Belfast Telegraph

£2 billion over 20 years - the real cost of an Irish Language Act Gerry Adams won’t talk about

Price tag on Sinn Fein’s pet project could end up dwarfing the expense of RHI debacle, writes Nelson McCausland

In recent weeks there has been a lot of talk by Gerry Adams and others about an Irish Language Act and it is one of their top political demands. But they rarely spell out what it really means and they never talk about the cost. Either they don’t know or they don’t want to admit it, so perhaps I can help them.

When former Sinn Fein Culture Minister Caral Ni Chuilin launched her consultation on an Irish Language Act in 2015 she was interviewed on Radio Ulster and was asked how much it would cost.

She replied: “We don’t know what the cost is going to be.” Two years later and Sinn Fein has still failed to provide the costs.

Sinn Fein wants Irish to be made an official State language alongside English, and that would be set down in the Act. It also wants Irish to be placed alongside English in the Assembly, the court system, public bodies and everything from buses to road markings.

You may remember those documents produced by Sinn Fein Education Ministers and sent out to every school in Northern Ireland. They were bilingual, in Irish as well as English, and you got them whether you wanted them or not.

It often held things up because translation takes time, but that didn’t matter to the cultural warriors of Sinn Fein. It had a point to make. That was schools, but its plan is to roll that sort of thing out across every area of public life.

It would require detailed work to get an exact figure, but we can get a good estimate by looking at the costs associated with the Welsh Language Act, which is a model often referred to by Irish language activists.

We can start with local councils. Torfaen in south Wales is a small council with a population of just 91,000.

In order to meet its obligations, it  employs four Welsh language officers and estimates that the total cost per year is around £868,000.

With larger councils in Northern Ireland, it would be reasonable to estimate a cost per council of around £1m. Across the 11 councils alone, that would be an annual ongoing cost of £11m year after year.

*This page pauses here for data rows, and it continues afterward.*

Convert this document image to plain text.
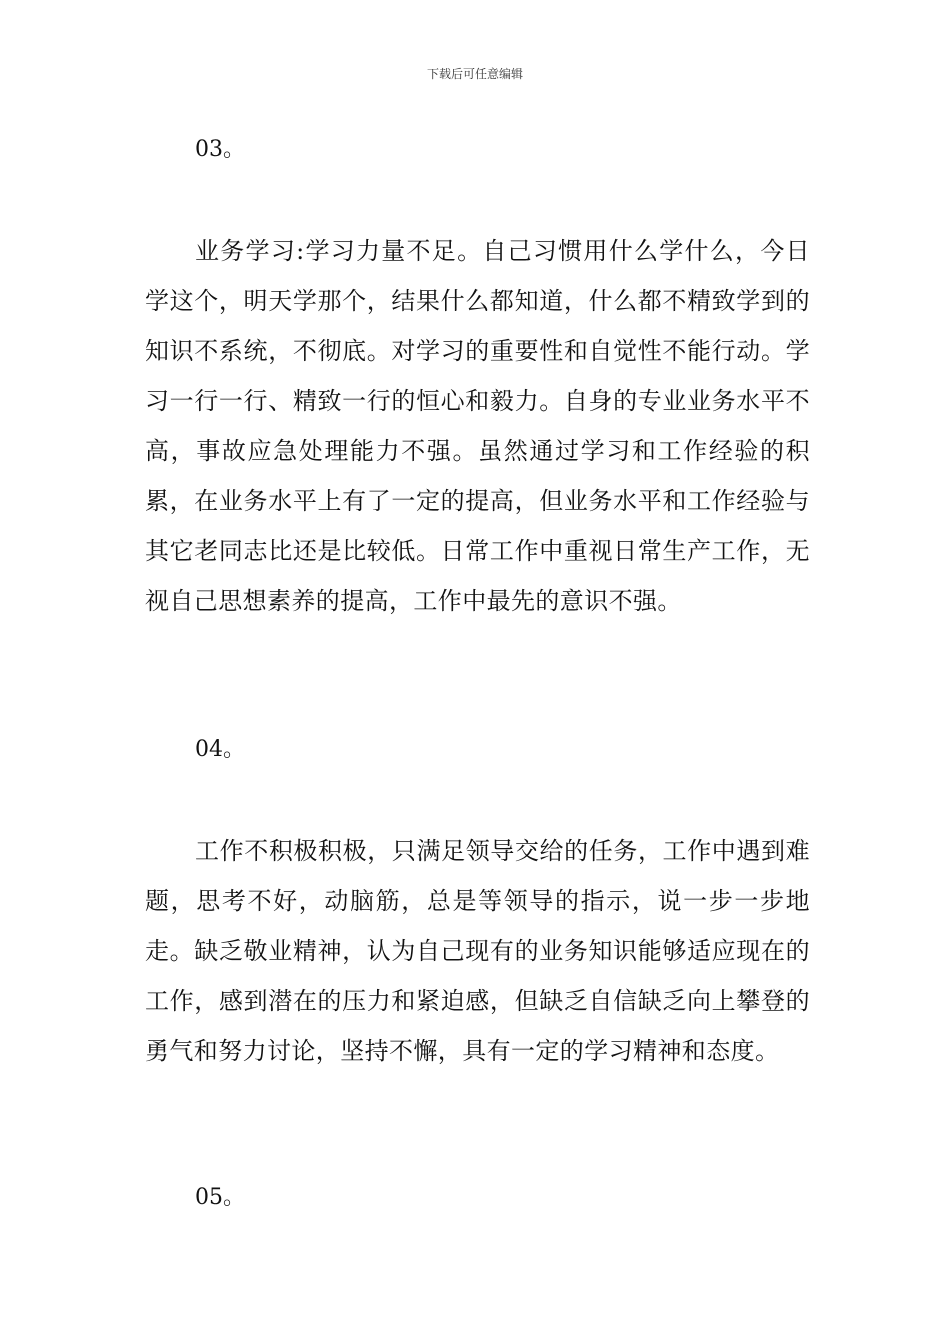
下载后可任意编辑

03。

业务学习:学习力量不足。自己习惯用什么学什么，今日学这个，明天学那个，结果什么都知道，什么都不精致学到的知识不系统，不彻底。对学习的重要性和自觉性不能行动。学习一行一行、精致一行的恒心和毅力。自身的专业业务水平不高，事故应急处理能力不强。虽然通过学习和工作经验的积累，在业务水平上有了一定的提高，但业务水平和工作经验与其它老同志比还是比较低。日常工作中重视日常生产工作，无视自己思想素养的提高，工作中最先的意识不强。

04。

工作不积极积极，只满足领导交给的任务，工作中遇到难题，思考不好，动脑筋，总是等领导的指示，说一步一步地走。缺乏敬业精神，认为自己现有的业务知识能够适应现在的工作，感到潜在的压力和紧迫感，但缺乏自信缺乏向上攀登的勇气和努力讨论，坚持不懈，具有一定的学习精神和态度。

05。
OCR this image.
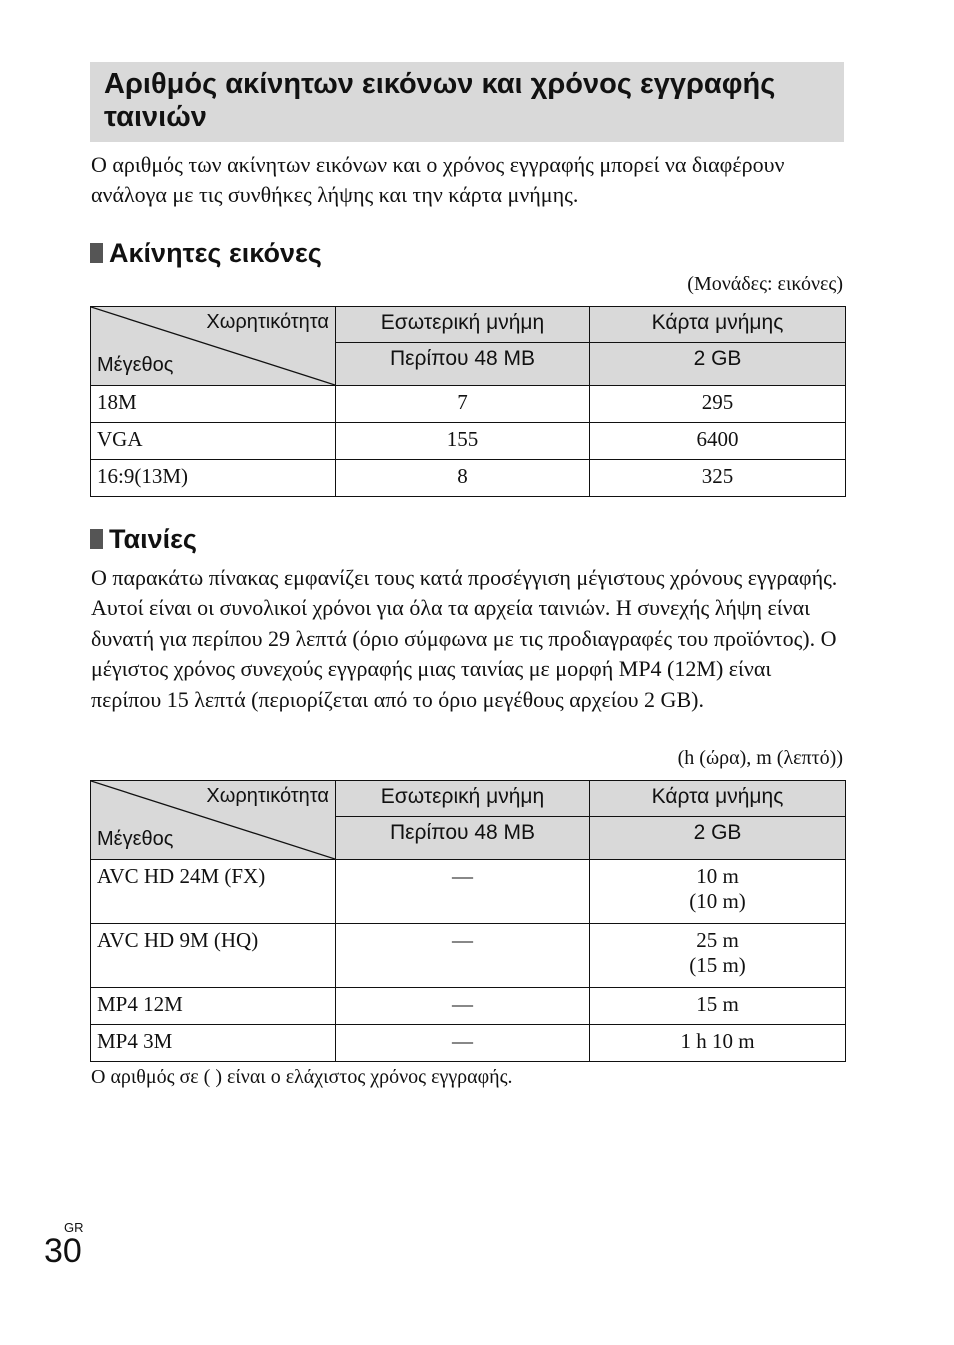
Αριθμός ακίνητων εικόνων και χρόνος εγγραφής ταινιών

Ο αριθμός των ακίνητων εικόνων και ο χρόνος εγγραφής μπορεί να διαφέρουν ανάλογα με τις συνθήκες λήψης και την κάρτα μνήμης.

Ακίνητες εικόνες
(Μονάδες: εικόνες)
Χωρητικότητα
Μέγεθος	Εσωτερική μνήμη	Κάρτα μνήμης
	Περίπου 48 MB	2 GB
18M	7	295
VGA	155	6400
16:9(13M)	8	325
Ταινίες

Ο παρακάτω πίνακας εμφανίζει τους κατά προσέγγιση μέγιστους χρόνους εγγραφής. Αυτοί είναι οι συνολικοί χρόνοι για όλα τα αρχεία ταινιών. Η συνεχής λήψη είναι δυνατή για περίπου 29 λεπτά (όριο σύμφωνα με τις προδιαγραφές του προϊόντος). Ο μέγιστος χρόνος συνεχούς εγγραφής μιας ταινίας με μορφή MP4 (12M) είναι περίπου 15 λεπτά (περιορίζεται από το όριο μεγέθους αρχείου 2 GB).

(h (ώρα), m (λεπτό))
Χωρητικότητα
Μέγεθος	Εσωτερική μνήμη	Κάρτα μνήμης
	Περίπου 48 MB	2 GB
AVC HD 24M (FX)	—	10 m
(10 m)

AVC HD 9M (HQ)	—	25 m
(15 m)

MP4 12M	—	15 m
MP4 3M	—	1 h 10 m

Ο αριθμός σε ( ) είναι ο ελάχιστος χρόνος εγγραφής.

GR
30
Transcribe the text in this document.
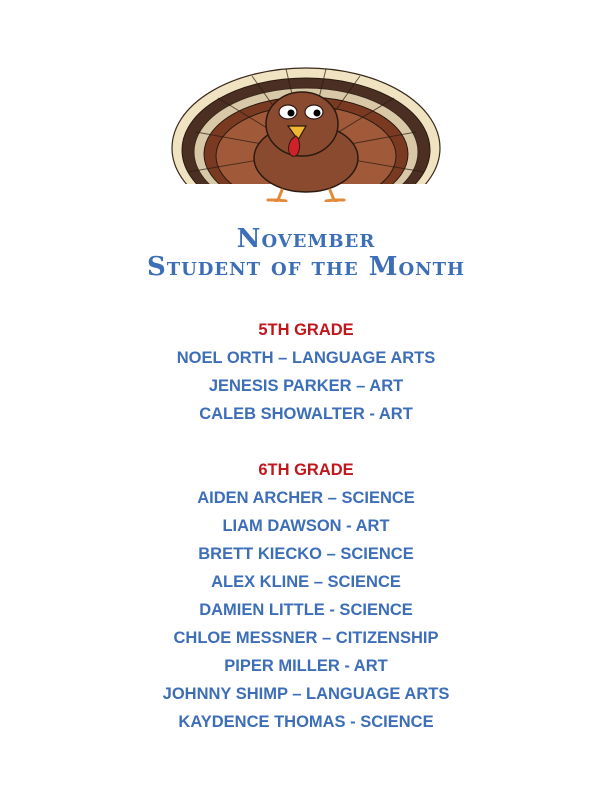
November
Student of the Month
5TH GRADE
NOEL ORTH – LANGUAGE ARTS
JENESIS PARKER – ART
CALEB SHOWALTER - ART
6TH GRADE
AIDEN ARCHER – SCIENCE
LIAM DAWSON - ART
BRETT KIECKO – SCIENCE
ALEX KLINE – SCIENCE
DAMIEN LITTLE - SCIENCE
CHLOE MESSNER – CITIZENSHIP
PIPER MILLER - ART
JOHNNY SHIMP – LANGUAGE ARTS
KAYDENCE THOMAS - SCIENCE
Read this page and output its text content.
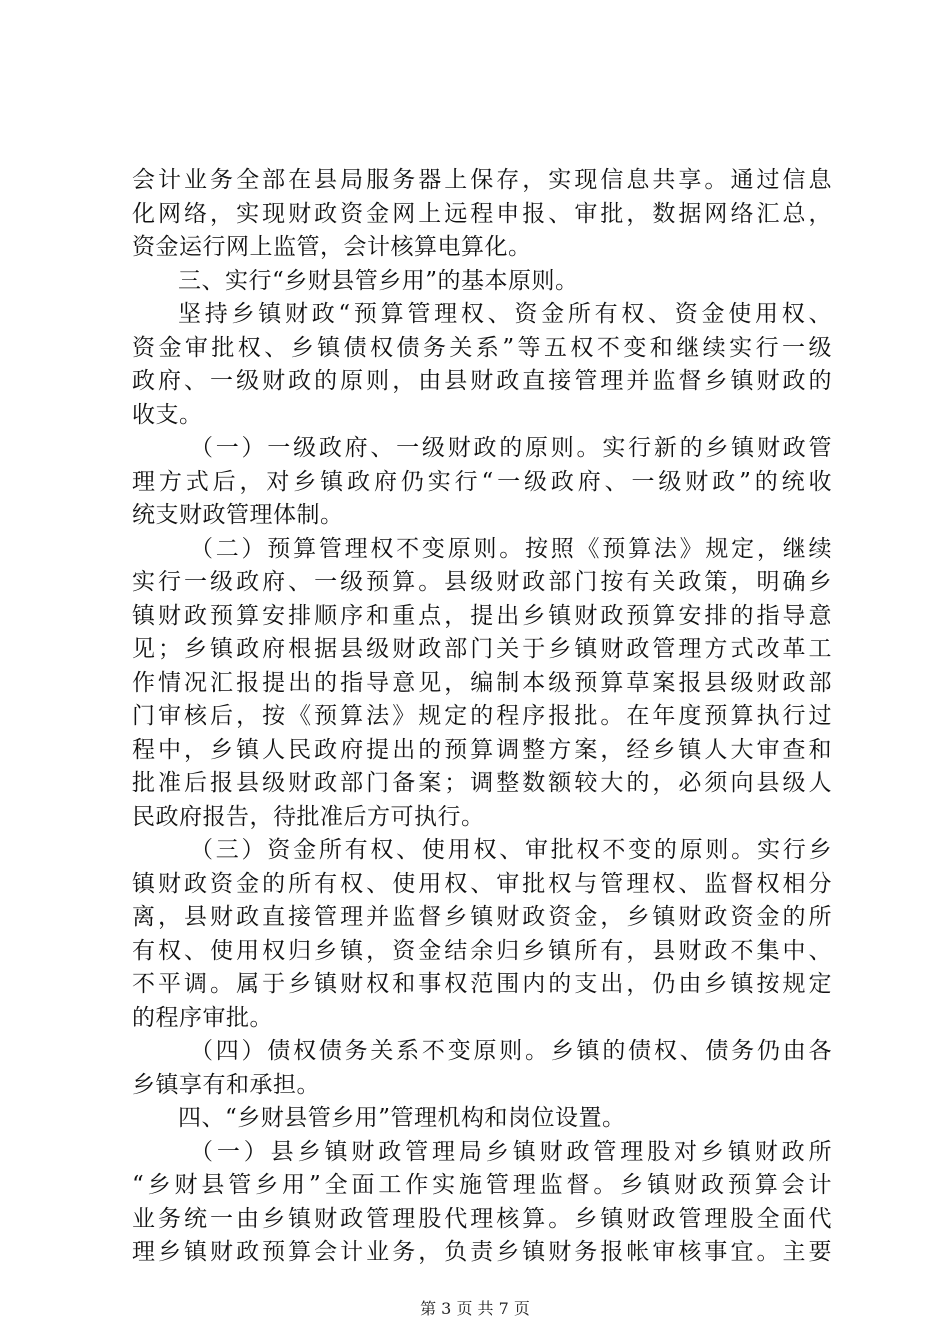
会计业务全部在县局服务器上保存，实现信息共享。通过信息
化网络，实现财政资金网上远程申报、审批，数据网络汇总，
资金运行网上监管，会计核算电算化。
三、实行“乡财县管乡用”的基本原则。
坚持乡镇财政“预算管理权、资金所有权、资金使用权、
资金审批权、乡镇债权债务关系”等五权不变和继续实行一级
政府、一级财政的原则，由县财政直接管理并监督乡镇财政的
收支。
（一）一级政府、一级财政的原则。实行新的乡镇财政管
理方式后，对乡镇政府仍实行“一级政府、一级财政”的统收
统支财政管理体制。
（二）预算管理权不变原则。按照《预算法》规定，继续
实行一级政府、一级预算。县级财政部门按有关政策，明确乡
镇财政预算安排顺序和重点，提出乡镇财政预算安排的指导意
见；乡镇政府根据县级财政部门关于乡镇财政管理方式改革工
作情况汇报提出的指导意见，编制本级预算草案报县级财政部
门审核后，按《预算法》规定的程序报批。在年度预算执行过
程中，乡镇人民政府提出的预算调整方案，经乡镇人大审查和
批准后报县级财政部门备案；调整数额较大的，必须向县级人
民政府报告，待批准后方可执行。
（三）资金所有权、使用权、审批权不变的原则。实行乡
镇财政资金的所有权、使用权、审批权与管理权、监督权相分
离，县财政直接管理并监督乡镇财政资金，乡镇财政资金的所
有权、使用权归乡镇，资金结余归乡镇所有，县财政不集中、
不平调。属于乡镇财权和事权范围内的支出，仍由乡镇按规定
的程序审批。
（四）债权债务关系不变原则。乡镇的债权、债务仍由各
乡镇享有和承担。
四、“乡财县管乡用”管理机构和岗位设置。
（一）县乡镇财政管理局乡镇财政管理股对乡镇财政所
“乡财县管乡用”全面工作实施管理监督。乡镇财政预算会计
业务统一由乡镇财政管理股代理核算。乡镇财政管理股全面代
理乡镇财政预算会计业务，负责乡镇财务报帐审核事宜。主要
第 3 页 共 7 页
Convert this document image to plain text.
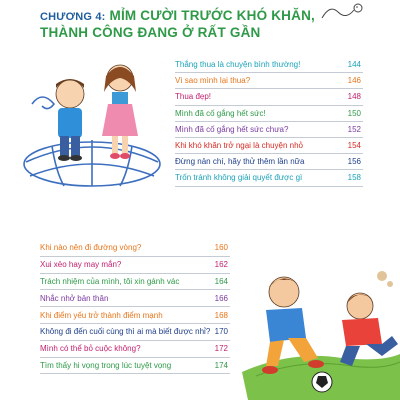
CHƯƠNG 4: MỈM CƯỜI TRƯỚC KHÓ KHĂN,
THÀNH CÔNG ĐANG Ở RẤT GẦN
Thắng thua là chuyện bình thường!	144
Vì sao mình lại thua?	146
Thua đẹp!	148
Mình đã cố gắng hết sức!	150
Mình đã cố gắng hết sức chưa?	152
Khi khó khăn trở ngại là chuyện nhỏ	154
Đừng nản chí, hãy thử thêm lần nữa	156
Trốn tránh không giải quyết được gì	158
Khi nào nên đi đường vòng?	160
Xui xẻo hay may mắn?	162
Trách nhiệm của mình, tôi xin gánh vác	164
Nhắc nhở bản thân	166
Khi điểm yếu trở thành điểm mạnh	168
Không đi đến cuối cùng thì ai mà biết được nhỉ? 170
Mình có thể bỏ cuộc không?	172
Tìm thấy hi vọng trong lúc tuyệt vọng	174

Then there is the cost to Government departments and public bodies, such as the Housing Executive, Education Authority and Library Authority, as well as the PSNI and the Court Service.

Moreover, translating technical and legal documents requires very special language skills.

It cost around £10m in training translators when Irish was made an official EU language.

So, we are talking about an annual cost that can be estimated at around £100m a year. That is £2bn over the next 20 years.

In case anyone imagines that this will be optional, Sinn Fein is demanding an Irish Language Commissioner with legal powers to police the Act and compel the entire public sector to meet the Irish language obligations imposed on it, with Irish/English documents, Irish/English websites, Irish-speaking staff and simultaneous translation.

This would undoubtedly generate legal challenges, with litigants claiming legal aid. Language warriors and lawyers would have a field day at the expense of everyone else.

It also proposes Gaeltacht areas in Northern Ireland similar to those in the Irish Republic.

There, the road signs and most other things are in Irish only and some housing is only available to people who speak Irish.

Such areas also receive preferential public spend and have their own oversight body, Udaras na Gaeltachta.

Of course, there would be hundreds of jobs created for Irish speakers across all our councils, departments and public bodies. Remember that little council in Wales with four Welsh language staff.

At present it is talking about the public sector, but remember that the public sector is just the starting point, and that the private sector would be next.

It’s no wonder Sinn Fein and the SDLP don’t want to talk about the cost.